Westminster has been urged to devolve powers over employment law to Scotland, so it can require bosses to give abuse victims time off if they leave their partner.
SNP activists at the party’s annual conference in Glasgow passed a motion saying the UK Government should either consider introducing such a law, or else hand the ability to do so to Holyrood.
It came after SNP MSP Gillian Martin said that an “abused person shouldn’t have to hope her managers will be understanding” when ending a relationship.
She told how New Zealand had introduce legislation requiring companies to give domestic abuse victims up to 10 days of leave from work, separate from annual holidays, if they leave their violent partner.
Parts of Canada also have similar protections, she added, before saying: “Our Scottish Parliament cannot at present implement this law.”
Proud to propose the resolution on Domestic Abuse with my friend @RBFMaguire seconding and with support from my own branch. 10 days leave for abuse survivors- NZ can do it- Scotland canât until devolution of employment law OR independence. We need those powers NOW #SNP18 pic.twitter.com/ueZqVxBUUq— Gillian Martin (@GillianMSP) October 7, 2018
Ms Martin stated: “UK employment law lets women down the most, and as we all know domestic abuse affects women significantly more than men.
“To further protect people who want a life free from fear it is time to devolve employment law to the Parliament of Scotland’s people and let this party help them again.”
She added: “It takes much more than guts to leave an abusive partner, it takes money and work security to make it possible to see it through.
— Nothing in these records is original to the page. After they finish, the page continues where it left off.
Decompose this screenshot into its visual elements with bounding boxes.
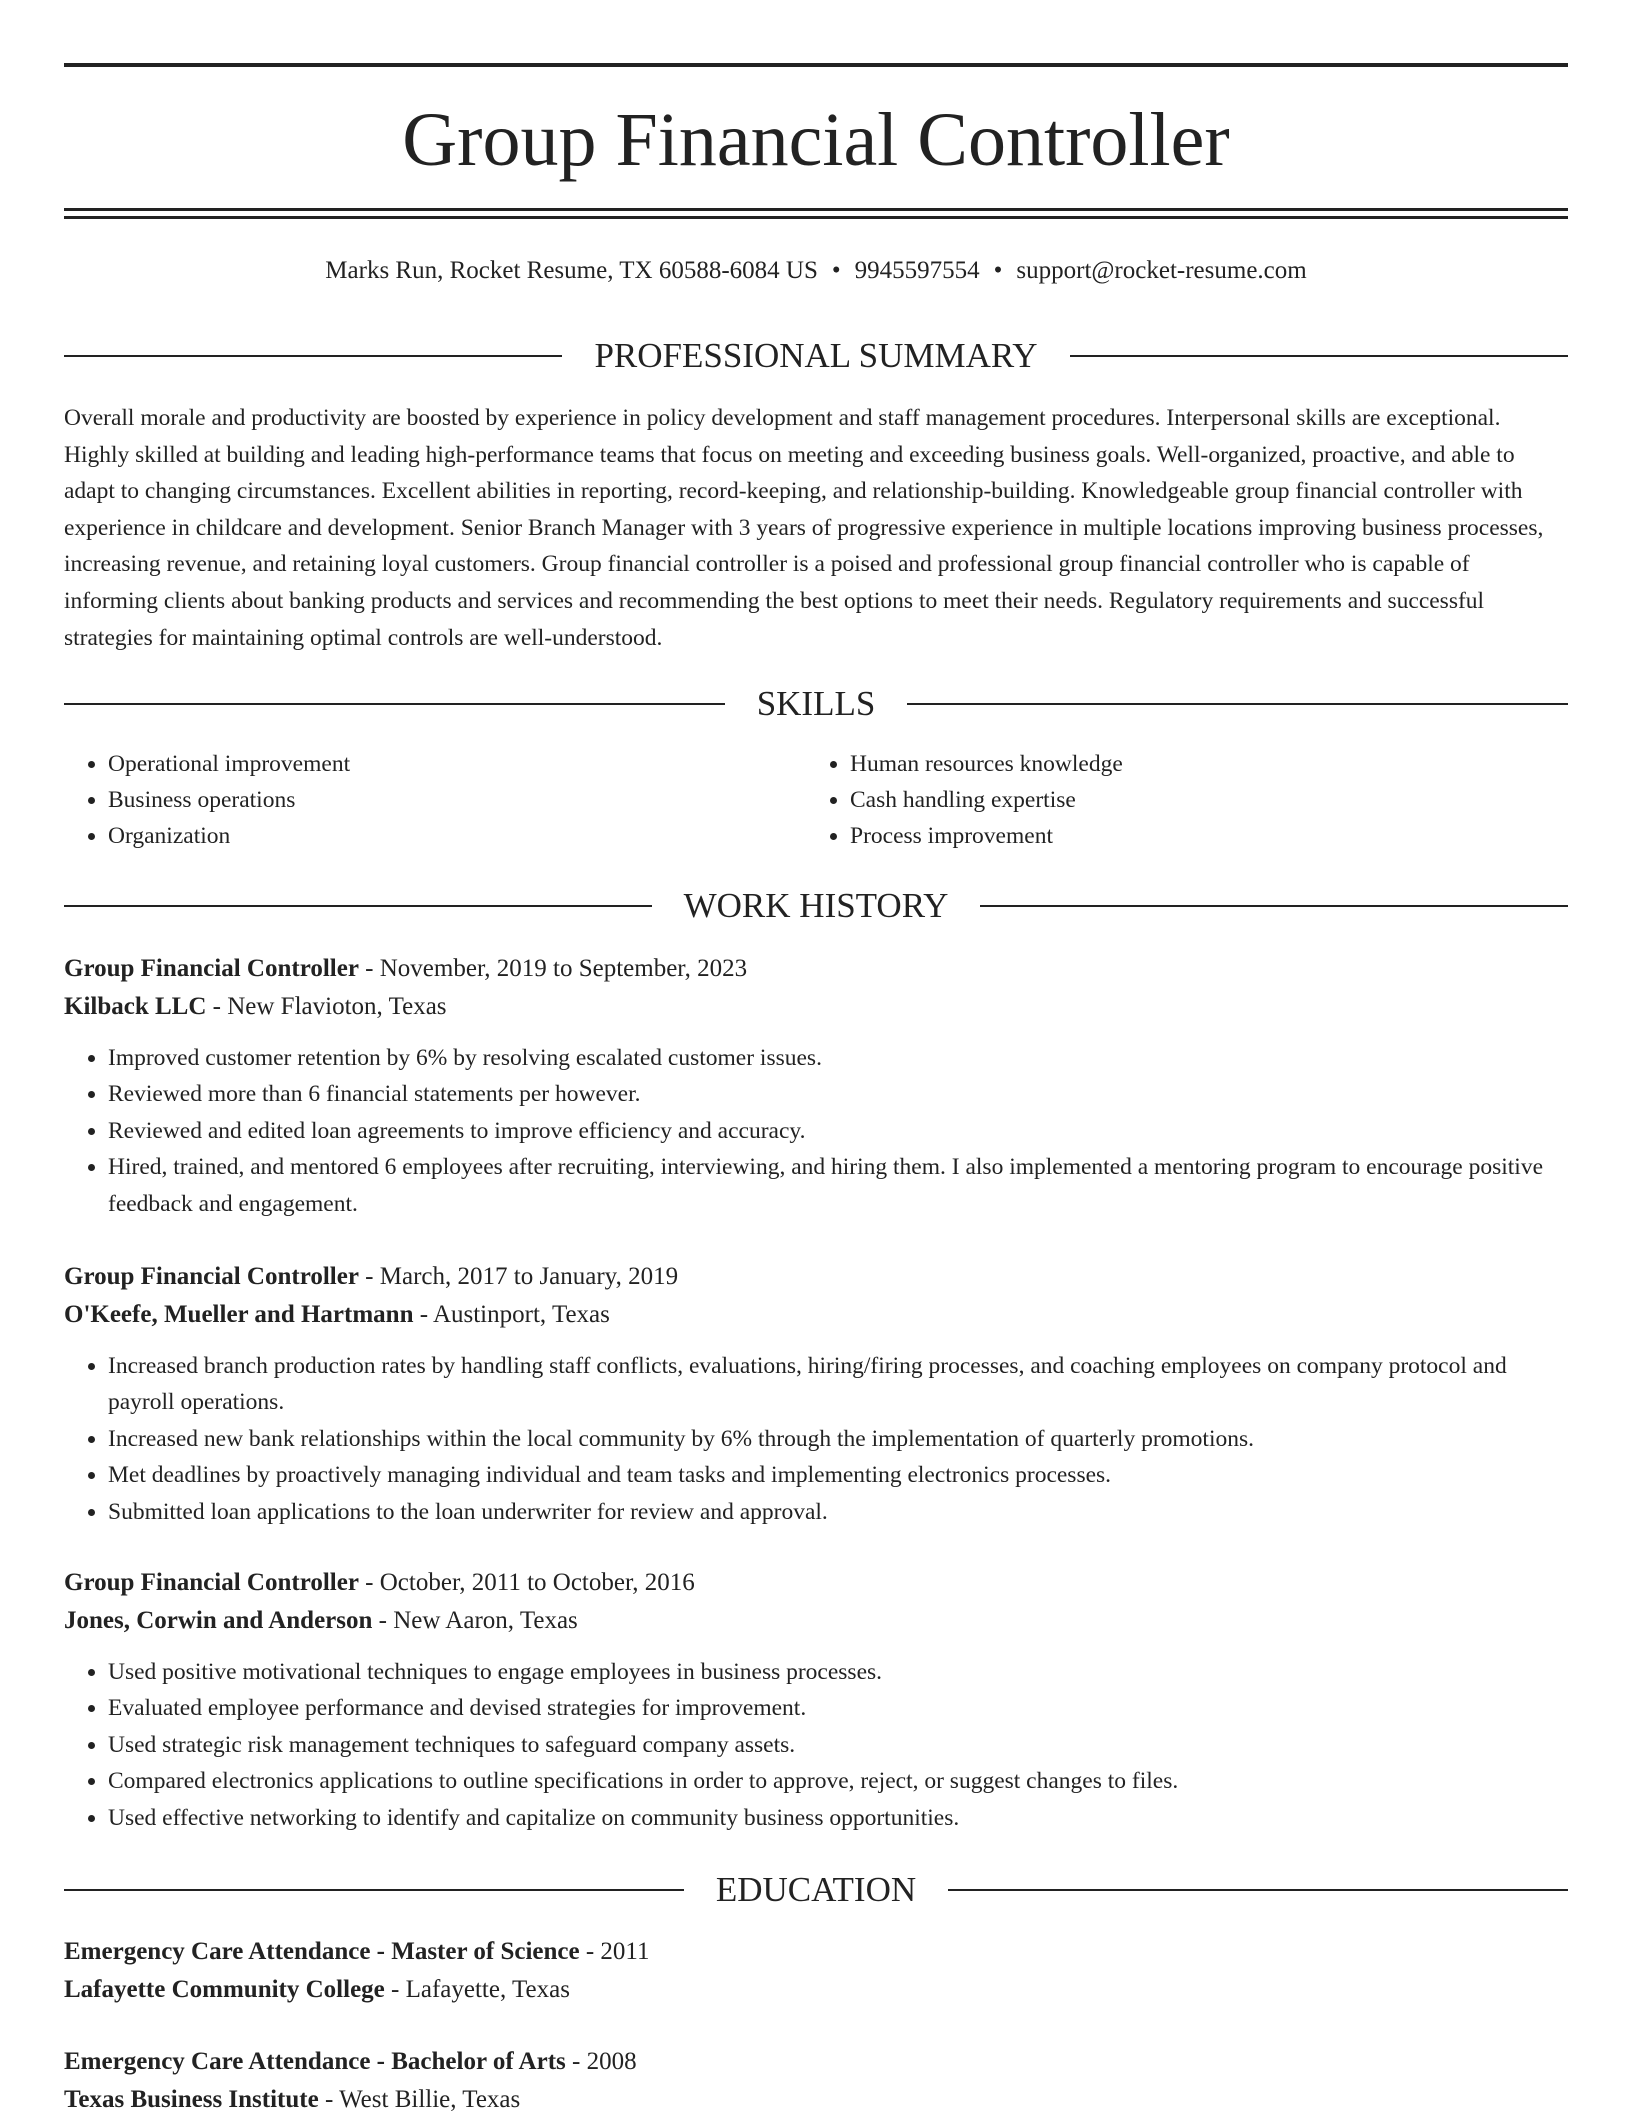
education-degree: Emergency Care Attendance - Master of Science: [64, 1938, 580, 1965]
section-rule-right: [907, 703, 1568, 705]
section-title: SKILLS: [756, 684, 876, 723]
job-title-line: [64, 1564, 1568, 1602]
section-header-work-history: [64, 884, 1568, 928]
education-degree: Emergency Care Attendance - Bachelor of Arts: [64, 2048, 566, 2075]
title-double-rule-lower: [64, 216, 1568, 219]
section-title: EDUCATION: [715, 1870, 917, 1909]
education-entry: [64, 1933, 1568, 2009]
section-rule-left: [64, 1889, 684, 1891]
education-degree-line: [64, 2043, 1568, 2081]
job-bullet: • Hired, trained, and mentored 6 employees after recruiting, interviewing, and hiring them. I also implemented a mentoring program to encourage positive feedback and engagement.: [108, 1149, 1568, 1222]
job-entry: [64, 1258, 1568, 1530]
skills-column-right: [806, 746, 1548, 854]
job-bullet: • Submitted loan applications to the loan underwriter for review and approval.: [108, 1494, 1568, 1530]
job-dates: - October, 2011 to October, 2016: [358, 1569, 695, 1596]
section-rule-right: [1070, 355, 1568, 357]
job-bullet: • Compared electronics applications to outline specifications in order to approve, reject, or suggest changes to files.: [108, 1763, 1568, 1799]
section-header-skills: [64, 682, 1568, 726]
skills-list: [64, 746, 1568, 854]
education-degree-line: [64, 1933, 1568, 1971]
job-company: O'Keefe, Mueller and Hartmann: [64, 1301, 414, 1328]
job-company-line: [64, 1602, 1568, 1640]
job-title: Group Financial Controller: [64, 1263, 359, 1290]
job-location: - Austinport, Texas: [413, 1301, 610, 1328]
job-entry: [64, 950, 1568, 1222]
skill-item: • Business operations: [108, 782, 806, 818]
section-rule-right: [948, 1889, 1568, 1891]
job-bullet: • Increased branch production rates by handling staff conflicts, evaluations, hiring/firing processes, and coaching employees on company protocol and payroll operations.: [108, 1348, 1568, 1421]
job-location: - New Flavioton, Texas: [206, 993, 447, 1020]
job-dates: - March, 2017 to January, 2019: [358, 1263, 679, 1290]
section-header-summary: [64, 334, 1568, 378]
education-year: - 2008: [565, 2048, 637, 2075]
job-bullet: • Improved customer retention by 6% by resolving escalated customer issues.: [108, 1040, 1568, 1076]
job-bullet: • Met deadlines by proactively managing individual and team tasks and implementing electronics processes.: [108, 1457, 1568, 1493]
job-entry: [64, 1564, 1568, 1836]
job-title-line: [64, 950, 1568, 988]
section-rule-left: [64, 355, 562, 357]
skill-item: • Cash handling expertise: [850, 782, 1548, 818]
job-bullet: • Reviewed more than 6 financial statements per however.: [108, 1076, 1568, 1112]
section-header-education: [64, 1868, 1568, 1912]
job-bullet: • Reviewed and edited loan agreements to improve efficiency and accuracy.: [108, 1113, 1568, 1149]
skill-item: • Operational improvement: [108, 746, 806, 782]
job-title: Group Financial Controller: [64, 955, 359, 982]
skill-item: • Organization: [108, 818, 806, 854]
job-company-line: [64, 988, 1568, 1026]
contact-address: Marks Run, Rocket Resume, TX 60588-6084 US: [325, 257, 818, 284]
section-rule-right: [980, 905, 1568, 907]
job-bullet: • Used positive motivational techniques to engage employees in business processes.: [108, 1654, 1568, 1690]
job-dates: - November, 2019 to September, 2023: [358, 955, 748, 982]
education-school: Texas Business Institute: [64, 2086, 319, 2113]
section-rule-left: [64, 905, 652, 907]
contact-phone: 9945597554: [854, 257, 980, 284]
education-year: - 2011: [579, 1938, 650, 1965]
job-bullet: • Increased new bank relationships within the local community by 6% through the implementation of quarterly promotions.: [108, 1421, 1568, 1457]
education-school-line: [64, 2081, 1568, 2119]
contact-separator: •: [993, 257, 1003, 284]
contact-info: [64, 254, 1568, 288]
job-bullet: • Used effective networking to identify and capitalize on community business opportunities.: [108, 1800, 1568, 1836]
job-title: Group Financial Controller: [64, 1569, 359, 1596]
contact-separator: •: [831, 257, 841, 284]
job-bullets: [64, 1348, 1568, 1530]
skill-item: • Process improvement: [850, 818, 1548, 854]
resume-title: Group Financial Controller: [402, 98, 1230, 182]
section-rule-left: [64, 703, 725, 705]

“The barriers to leaving are many, fear of being found by a partner, fear of retribution in whatever terrifying form that might take, fear of homelessness.
“Fear of losing your job or having your pay docked does not have to be in the mix.
“Leaving an abusive home is an emergency situation, if we remove the possibility of workplace sanctions for abuse survivors by law, we are making it more possible for them to leave.”
Ms Martin continued: “Our responses to domestic abuse have to cut across the whole of society, including the workplace.
“An abused person shouldn’t have to hope her managers will be understanding if she needs leave to deal with the aftermath of a life changing and usually very perilous decision. She should know she has these protections as she walks out the door.”